Momen tersebut mencerminkan kuatnya kemanunggalan TNI dengan rakyat. Tanpa sekat, prajurit TNI dan masyarakat berdiskusi secara santai untuk mencari solusi atas berbagai kendala di lapangan sekaligus mempercepat penyelesaian seluruh sasaran fisik TMMD.
Salah satu anggota Satgas TMMD, Kopda Eka Satria, mengatakan koordinasi tidak harus dilakukan dalam suasana formal. Menurutnya, komunikasi yang terjalin saat waktu istirahat justru membuat hubungan antara TNI dan masyarakat semakin dekat sehingga penyampaian ide maupun solusi menjadi lebih terbuka.
“Kebersamaan seperti ini menjadi kekuatan utama dalam pelaksanaan TMMD. Sambil beristirahat, kami bisa berdiskusi mengenai progres pekerjaan, membagi tugas, sekaligus mempererat hubungan dengan warga.

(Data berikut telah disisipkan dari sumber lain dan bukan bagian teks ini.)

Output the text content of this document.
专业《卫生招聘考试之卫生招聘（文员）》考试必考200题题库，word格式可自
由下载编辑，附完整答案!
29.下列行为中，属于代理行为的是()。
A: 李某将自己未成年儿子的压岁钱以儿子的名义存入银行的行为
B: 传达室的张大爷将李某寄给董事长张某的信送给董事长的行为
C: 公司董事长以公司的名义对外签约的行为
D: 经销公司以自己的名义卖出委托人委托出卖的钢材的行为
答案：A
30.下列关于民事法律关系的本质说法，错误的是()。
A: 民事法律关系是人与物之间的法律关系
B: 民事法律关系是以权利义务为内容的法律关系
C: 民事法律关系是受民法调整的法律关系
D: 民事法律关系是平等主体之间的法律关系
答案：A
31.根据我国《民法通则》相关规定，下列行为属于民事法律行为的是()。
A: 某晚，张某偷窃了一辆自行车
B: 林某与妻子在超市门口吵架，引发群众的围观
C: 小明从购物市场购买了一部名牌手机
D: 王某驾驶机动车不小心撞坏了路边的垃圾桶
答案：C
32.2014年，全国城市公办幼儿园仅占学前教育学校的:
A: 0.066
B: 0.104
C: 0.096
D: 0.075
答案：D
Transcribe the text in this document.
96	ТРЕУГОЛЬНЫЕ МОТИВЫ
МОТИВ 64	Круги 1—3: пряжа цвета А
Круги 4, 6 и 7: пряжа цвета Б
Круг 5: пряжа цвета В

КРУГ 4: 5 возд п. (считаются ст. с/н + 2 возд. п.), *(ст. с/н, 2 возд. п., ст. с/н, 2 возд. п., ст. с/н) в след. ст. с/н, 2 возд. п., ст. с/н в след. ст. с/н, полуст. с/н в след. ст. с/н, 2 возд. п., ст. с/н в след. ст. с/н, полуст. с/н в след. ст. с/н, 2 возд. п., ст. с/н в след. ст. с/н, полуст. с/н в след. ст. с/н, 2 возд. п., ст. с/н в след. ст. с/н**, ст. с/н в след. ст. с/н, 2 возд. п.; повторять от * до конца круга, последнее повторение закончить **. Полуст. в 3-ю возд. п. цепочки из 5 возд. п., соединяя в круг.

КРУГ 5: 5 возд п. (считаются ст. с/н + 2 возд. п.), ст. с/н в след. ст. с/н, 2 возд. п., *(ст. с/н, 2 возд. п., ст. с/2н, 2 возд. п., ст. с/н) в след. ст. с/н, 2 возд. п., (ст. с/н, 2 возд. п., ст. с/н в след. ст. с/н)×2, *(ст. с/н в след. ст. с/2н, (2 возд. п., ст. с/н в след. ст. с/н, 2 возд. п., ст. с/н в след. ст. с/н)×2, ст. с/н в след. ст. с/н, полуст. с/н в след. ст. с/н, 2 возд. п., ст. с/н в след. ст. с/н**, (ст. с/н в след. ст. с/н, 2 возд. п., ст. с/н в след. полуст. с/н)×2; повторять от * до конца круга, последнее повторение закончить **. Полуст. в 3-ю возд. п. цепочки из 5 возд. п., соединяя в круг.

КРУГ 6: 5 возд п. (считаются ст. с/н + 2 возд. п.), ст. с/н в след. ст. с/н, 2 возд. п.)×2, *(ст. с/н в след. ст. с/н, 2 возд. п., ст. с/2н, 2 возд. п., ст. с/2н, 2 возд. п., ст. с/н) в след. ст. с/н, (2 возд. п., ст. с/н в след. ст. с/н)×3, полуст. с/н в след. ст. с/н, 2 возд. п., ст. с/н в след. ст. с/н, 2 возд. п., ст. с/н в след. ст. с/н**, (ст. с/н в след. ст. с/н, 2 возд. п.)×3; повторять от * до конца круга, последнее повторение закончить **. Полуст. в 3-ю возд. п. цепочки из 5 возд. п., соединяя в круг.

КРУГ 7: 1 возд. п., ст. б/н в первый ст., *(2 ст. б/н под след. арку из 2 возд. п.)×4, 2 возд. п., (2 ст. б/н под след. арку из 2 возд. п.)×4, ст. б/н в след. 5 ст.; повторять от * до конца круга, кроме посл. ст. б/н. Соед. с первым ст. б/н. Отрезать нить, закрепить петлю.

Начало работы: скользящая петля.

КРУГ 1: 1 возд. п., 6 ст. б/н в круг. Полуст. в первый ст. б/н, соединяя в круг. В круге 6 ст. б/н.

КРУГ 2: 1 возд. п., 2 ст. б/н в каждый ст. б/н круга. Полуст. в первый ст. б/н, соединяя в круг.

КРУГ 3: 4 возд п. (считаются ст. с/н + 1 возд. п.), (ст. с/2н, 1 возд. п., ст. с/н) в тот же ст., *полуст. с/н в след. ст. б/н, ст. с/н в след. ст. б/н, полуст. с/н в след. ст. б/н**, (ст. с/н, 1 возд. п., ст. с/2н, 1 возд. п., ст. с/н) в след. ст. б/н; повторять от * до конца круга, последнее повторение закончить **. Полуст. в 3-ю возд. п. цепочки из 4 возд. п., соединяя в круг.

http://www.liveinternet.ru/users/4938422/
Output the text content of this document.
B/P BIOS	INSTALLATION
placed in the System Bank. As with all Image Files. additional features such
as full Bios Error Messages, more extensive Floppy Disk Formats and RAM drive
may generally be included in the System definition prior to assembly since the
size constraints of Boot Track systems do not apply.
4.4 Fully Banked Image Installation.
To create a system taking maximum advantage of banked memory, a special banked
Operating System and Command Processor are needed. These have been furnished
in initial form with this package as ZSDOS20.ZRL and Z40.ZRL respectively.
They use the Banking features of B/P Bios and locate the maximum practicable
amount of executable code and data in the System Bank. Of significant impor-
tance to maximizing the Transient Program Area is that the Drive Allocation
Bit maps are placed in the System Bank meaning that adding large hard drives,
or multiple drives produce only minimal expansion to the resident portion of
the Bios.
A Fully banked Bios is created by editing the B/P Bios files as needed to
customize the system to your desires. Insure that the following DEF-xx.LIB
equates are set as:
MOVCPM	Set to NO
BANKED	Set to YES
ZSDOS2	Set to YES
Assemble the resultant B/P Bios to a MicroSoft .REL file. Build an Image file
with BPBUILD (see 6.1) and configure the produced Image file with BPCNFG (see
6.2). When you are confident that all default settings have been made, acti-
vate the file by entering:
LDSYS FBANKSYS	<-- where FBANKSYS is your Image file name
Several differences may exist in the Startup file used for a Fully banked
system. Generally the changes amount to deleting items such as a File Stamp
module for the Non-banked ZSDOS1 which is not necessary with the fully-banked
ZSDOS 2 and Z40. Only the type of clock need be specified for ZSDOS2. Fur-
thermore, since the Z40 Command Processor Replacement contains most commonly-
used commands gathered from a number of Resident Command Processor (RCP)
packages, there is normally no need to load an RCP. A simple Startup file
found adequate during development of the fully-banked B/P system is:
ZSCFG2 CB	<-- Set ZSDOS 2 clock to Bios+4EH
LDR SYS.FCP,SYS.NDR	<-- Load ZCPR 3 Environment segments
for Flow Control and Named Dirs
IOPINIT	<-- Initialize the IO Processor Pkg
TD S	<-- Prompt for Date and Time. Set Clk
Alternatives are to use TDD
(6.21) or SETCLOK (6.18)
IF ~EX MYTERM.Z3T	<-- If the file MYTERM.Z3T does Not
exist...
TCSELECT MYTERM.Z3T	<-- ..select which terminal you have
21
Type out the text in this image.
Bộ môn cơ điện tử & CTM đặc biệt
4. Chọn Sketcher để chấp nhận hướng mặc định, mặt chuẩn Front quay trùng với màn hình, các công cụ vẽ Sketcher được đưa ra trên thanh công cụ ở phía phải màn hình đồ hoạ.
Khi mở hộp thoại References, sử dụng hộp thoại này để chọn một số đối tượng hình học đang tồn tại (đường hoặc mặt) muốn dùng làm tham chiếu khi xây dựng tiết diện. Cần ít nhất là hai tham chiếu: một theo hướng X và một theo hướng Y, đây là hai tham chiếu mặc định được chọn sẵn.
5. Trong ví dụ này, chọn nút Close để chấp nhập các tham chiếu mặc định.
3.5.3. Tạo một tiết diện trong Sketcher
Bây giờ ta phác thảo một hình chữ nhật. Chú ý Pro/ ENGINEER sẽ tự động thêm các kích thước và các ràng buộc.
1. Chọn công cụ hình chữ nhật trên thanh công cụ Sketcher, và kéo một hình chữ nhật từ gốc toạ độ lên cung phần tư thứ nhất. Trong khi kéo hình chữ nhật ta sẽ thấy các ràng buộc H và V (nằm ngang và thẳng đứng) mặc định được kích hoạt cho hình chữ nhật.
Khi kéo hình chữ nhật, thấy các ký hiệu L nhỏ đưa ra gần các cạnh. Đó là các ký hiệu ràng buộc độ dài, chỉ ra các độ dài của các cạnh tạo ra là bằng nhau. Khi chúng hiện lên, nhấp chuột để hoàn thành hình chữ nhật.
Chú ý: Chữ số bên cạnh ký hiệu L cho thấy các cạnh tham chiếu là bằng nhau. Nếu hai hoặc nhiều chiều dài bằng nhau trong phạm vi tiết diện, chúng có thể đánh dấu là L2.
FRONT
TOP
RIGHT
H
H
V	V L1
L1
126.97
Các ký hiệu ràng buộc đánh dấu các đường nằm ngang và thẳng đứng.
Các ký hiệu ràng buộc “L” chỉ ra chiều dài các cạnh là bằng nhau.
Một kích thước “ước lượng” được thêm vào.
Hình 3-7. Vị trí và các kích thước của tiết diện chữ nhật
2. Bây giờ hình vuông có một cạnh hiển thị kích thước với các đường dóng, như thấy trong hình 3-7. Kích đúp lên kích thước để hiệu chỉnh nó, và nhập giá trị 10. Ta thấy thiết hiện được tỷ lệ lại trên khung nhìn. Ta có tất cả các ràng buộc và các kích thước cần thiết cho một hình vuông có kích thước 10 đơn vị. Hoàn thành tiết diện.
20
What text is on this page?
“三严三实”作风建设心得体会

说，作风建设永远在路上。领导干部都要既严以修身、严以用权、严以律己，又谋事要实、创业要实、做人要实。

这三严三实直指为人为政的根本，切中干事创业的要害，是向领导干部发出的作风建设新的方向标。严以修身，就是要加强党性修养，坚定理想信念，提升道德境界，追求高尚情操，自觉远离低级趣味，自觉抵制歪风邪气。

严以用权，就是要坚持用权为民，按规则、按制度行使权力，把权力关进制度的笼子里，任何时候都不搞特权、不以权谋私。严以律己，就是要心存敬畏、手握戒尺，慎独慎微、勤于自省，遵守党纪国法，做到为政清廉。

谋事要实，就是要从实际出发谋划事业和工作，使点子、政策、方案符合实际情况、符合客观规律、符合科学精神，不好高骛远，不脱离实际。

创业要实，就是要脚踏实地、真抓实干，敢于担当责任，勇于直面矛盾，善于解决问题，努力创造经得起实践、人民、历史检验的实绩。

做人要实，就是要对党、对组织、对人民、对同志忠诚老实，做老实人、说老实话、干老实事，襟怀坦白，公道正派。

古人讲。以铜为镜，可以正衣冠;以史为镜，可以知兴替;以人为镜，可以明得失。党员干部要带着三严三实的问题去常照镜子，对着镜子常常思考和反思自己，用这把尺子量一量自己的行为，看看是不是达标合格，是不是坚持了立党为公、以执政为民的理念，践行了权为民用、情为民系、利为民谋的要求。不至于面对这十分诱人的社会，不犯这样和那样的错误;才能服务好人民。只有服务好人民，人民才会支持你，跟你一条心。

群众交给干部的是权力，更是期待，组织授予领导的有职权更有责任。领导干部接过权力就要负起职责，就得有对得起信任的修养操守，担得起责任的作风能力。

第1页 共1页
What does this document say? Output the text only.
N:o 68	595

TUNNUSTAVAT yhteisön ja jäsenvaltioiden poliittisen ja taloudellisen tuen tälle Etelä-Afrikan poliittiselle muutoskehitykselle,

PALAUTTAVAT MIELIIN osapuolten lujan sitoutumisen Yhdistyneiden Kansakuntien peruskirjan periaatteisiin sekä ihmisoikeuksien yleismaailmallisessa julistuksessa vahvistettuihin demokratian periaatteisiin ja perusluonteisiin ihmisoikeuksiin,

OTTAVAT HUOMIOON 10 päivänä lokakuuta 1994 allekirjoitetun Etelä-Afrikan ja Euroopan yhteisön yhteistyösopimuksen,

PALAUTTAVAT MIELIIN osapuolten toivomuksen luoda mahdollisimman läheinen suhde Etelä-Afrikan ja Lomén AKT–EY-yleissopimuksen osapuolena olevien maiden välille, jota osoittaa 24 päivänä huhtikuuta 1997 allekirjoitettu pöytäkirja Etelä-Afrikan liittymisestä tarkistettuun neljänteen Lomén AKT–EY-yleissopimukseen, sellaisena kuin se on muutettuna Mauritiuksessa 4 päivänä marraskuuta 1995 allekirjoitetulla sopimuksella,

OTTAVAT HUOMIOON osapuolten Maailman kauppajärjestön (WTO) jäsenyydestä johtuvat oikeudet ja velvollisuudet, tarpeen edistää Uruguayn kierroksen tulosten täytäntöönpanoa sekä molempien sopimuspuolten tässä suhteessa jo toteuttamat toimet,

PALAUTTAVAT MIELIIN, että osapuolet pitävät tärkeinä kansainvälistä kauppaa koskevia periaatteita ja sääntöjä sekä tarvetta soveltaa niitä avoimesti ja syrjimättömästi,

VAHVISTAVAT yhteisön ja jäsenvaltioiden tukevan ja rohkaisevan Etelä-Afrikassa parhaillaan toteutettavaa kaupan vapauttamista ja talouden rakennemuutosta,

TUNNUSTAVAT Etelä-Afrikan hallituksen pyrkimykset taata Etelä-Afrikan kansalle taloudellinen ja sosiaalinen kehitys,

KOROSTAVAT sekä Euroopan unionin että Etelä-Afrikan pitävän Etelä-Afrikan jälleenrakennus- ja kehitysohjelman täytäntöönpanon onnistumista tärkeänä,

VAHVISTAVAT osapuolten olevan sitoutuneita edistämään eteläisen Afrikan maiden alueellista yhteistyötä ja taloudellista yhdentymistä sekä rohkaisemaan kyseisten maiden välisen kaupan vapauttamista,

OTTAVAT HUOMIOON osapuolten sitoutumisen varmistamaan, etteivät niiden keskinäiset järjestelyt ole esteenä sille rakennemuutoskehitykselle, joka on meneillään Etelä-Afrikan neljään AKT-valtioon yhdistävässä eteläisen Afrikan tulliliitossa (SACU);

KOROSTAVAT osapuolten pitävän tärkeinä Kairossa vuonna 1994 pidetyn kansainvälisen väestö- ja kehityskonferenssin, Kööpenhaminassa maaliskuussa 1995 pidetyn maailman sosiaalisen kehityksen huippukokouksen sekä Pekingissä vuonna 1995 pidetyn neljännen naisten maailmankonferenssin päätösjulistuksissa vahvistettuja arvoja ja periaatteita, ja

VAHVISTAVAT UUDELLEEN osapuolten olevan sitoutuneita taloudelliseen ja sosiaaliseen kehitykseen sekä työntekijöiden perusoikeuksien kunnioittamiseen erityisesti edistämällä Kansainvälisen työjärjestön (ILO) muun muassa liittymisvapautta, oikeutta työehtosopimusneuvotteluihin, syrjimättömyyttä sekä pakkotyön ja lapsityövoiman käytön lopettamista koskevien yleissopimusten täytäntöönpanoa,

Inilah semangat gotong royong yang terus kami bangun,” ujarnya.
Senada dengan itu, warga Desa Watuduwur, Taufik, mengaku senang dengan kedekatan yang terjalin selama pelaksanaan TMMD. Menurutnya, kehadiran Satgas TMMD tidak hanya menghadirkan pembangunan infrastruktur, tetapi juga mempererat hubungan kekeluargaan antara TNI dan masyarakat.
“Rasanya seperti bekerja bersama keluarga sendiri. Jalan yang baru selesai dicor ini bukan hanya menjadi akses bagi warga, tetapi juga menjadi saksi kebersamaan kami selama TMMD berlangsung,” ungkapnya.
Selain akan memperlancar mobilitas masyarakat, jalan hasil pengecoran tersebut kini menjadi simbol kebersamaan yang lahir dari semangat gotong royong. Pembangunan yang dilakukan melalui TMMD tidak hanya menghasilkan infrastruktur yang bermanfaat, tetapi juga memperkuat nilai-nilai sosial, persatuan, dan kekompakan antara TNI dengan masyarakat.
Melalui TMMD Reguler ke-129, Kodim 0708/Purworejo terus menunjukkan bahwa pembangunan desa tidak hanya diukur dari berdirinya sarana fisik, tetapi juga dari terbangunnya hubungan yang harmonis antara TNI dan warga. Semangat kebersamaan yang tumbuh selama pelaksanaan TMMD diharapkan menjadi modal penting dalam mewujudkan Desa Watuduwur yang semakin maju, mandiri, dan sejahtera.